The minister stated that by not increasing or introducing new taxes, government will have to continue its efforts to broaden the existing tax base. He gave an example of how the government still loses a lot of money due to value added tax (VAT) not being paid.
“A lot of the retailers in the country collect VAT when customers buy goods, but nothing is paid to the government. As a result, the Eswatini Revenue Service is working on some tools to try and close that gap. There are also digital platforms, and even devices, that we are looking into as we try to close the tax loopholes,” he said.
The Eswatini Government is not the only one considering an increase in sin tax. In neighbouring South Africa, it was announced in November last year that the Treasury Department aimed to alleviate the country’s drinking problem by raising taxes on alcohol.
Proposals
At the time, the South African Treasury gave a 30-day notice period for public comments on the alcohol tax proposals, which the liquor industry claimed was unfair and premature. The Daily Maverick reported that South Africa has a drinking problem, which the National Treasury hopes to address through new taxes on alcoholic beverages.
It was stated that Treasury wanted proposals to assist government in developing ‘an appropriate excise policy framework to reduce the harmful use of alcohol,’ giving the public just a month to respond. The public comment period was set to close on December 13, after which the Treasury planned to revise the draft proposals and announce new tax hikes during the 2025 Budget, expected early this month.

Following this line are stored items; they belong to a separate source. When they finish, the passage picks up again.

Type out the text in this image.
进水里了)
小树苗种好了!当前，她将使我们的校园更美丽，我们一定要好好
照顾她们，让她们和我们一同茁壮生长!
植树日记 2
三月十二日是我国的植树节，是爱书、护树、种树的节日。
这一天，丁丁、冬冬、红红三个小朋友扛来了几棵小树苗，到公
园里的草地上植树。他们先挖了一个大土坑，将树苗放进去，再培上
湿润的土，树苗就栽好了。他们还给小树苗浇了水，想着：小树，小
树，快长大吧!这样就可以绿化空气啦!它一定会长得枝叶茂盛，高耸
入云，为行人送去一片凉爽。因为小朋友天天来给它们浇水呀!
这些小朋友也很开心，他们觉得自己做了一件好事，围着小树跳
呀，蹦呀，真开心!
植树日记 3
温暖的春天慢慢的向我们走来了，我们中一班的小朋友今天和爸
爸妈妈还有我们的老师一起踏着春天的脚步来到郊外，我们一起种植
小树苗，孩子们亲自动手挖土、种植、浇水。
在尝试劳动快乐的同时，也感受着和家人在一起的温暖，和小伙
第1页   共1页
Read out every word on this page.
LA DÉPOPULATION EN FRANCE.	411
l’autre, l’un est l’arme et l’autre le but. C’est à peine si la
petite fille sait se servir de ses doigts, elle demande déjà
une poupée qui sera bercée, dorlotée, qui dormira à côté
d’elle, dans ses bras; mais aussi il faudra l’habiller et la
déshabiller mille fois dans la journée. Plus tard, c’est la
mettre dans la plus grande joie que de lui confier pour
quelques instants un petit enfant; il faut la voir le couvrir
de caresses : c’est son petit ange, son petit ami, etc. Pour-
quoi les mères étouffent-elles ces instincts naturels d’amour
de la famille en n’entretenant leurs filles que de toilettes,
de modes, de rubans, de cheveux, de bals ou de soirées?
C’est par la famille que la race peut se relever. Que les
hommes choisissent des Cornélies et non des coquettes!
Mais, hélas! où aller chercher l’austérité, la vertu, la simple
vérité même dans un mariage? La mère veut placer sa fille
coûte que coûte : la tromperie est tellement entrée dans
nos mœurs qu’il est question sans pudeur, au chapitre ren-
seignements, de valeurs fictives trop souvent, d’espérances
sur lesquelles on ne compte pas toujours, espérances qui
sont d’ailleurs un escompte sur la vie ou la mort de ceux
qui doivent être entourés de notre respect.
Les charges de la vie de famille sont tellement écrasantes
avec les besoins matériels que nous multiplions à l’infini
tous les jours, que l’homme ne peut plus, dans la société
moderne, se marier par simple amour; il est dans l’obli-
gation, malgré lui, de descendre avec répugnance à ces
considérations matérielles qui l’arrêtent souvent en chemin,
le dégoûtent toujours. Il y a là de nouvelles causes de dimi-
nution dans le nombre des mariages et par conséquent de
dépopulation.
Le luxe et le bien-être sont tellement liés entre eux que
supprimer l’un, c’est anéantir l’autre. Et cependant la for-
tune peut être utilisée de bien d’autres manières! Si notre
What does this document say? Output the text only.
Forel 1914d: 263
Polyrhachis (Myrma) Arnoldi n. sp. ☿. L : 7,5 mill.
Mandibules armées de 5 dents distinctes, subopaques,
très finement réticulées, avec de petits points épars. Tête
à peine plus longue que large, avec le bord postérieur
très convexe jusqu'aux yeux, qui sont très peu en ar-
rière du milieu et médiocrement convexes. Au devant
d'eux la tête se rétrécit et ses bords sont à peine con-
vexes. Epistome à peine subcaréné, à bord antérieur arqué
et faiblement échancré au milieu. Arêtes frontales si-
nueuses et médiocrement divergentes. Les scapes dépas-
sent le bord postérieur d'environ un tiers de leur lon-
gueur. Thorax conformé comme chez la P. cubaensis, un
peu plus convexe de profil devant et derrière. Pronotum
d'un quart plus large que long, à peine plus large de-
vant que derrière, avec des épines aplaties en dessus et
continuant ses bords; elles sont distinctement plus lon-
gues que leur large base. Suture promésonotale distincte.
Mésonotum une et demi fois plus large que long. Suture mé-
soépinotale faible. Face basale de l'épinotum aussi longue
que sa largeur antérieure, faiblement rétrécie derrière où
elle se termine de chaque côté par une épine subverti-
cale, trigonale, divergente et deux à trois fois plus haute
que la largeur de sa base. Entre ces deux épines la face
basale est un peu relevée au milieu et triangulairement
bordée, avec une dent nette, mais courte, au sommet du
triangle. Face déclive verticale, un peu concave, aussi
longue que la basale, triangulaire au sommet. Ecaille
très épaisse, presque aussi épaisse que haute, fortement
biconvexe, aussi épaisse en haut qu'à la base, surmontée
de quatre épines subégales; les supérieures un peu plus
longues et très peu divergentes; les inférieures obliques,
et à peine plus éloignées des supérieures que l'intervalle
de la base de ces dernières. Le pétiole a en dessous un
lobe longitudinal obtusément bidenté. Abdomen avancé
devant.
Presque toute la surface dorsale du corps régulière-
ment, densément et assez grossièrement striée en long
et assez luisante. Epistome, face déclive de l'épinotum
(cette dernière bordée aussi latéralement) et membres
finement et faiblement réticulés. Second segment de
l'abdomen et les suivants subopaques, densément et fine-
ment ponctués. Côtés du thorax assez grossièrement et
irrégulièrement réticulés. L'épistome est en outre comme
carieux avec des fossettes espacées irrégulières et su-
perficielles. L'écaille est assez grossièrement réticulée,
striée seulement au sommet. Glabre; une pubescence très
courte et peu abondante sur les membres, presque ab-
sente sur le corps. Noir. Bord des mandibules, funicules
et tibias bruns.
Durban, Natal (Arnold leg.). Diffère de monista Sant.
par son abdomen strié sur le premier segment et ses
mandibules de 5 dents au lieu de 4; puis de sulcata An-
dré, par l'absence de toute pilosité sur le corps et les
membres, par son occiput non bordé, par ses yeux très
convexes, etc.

The discussion document was premised on the World Health Organisation’s (WHO) absolutist view that alcohol is harmful to health and that there is no safe level of consumption, as outlined in a report published in January last year: “No level of alcohol consumption is safe for our health.”
The report linked even low alcohol consumption with an increased risk of premature death and disability. The Daily Maverick highlighted that WHO reported that alcohol causes more than 3.3 million deaths (or 5.3 per cent of all deaths) globally every year and is linked to more than 200 diseases and injuries. WHO studies show that alcohol can affect health at lower levels than previously understood, emphasising that the safest approach is to minimise consumption or avoid alcohol altogether.
The Treasury was said to have highlighted the affordability of alcoholic beverages as a critical factor affecting alcohol consumption. The department reportedly stated that it believes higher alcohol taxes and strategic pricing policies are effective ways to reduce affordability and address the social costs of alcohol abuse.
WHO recommends that excise tax increases focus on reducing alcohol affordability, with South Africa’s current excise taxes at 11 per cent for wine, 23 per cent for beer, and 36 per cent for spirits.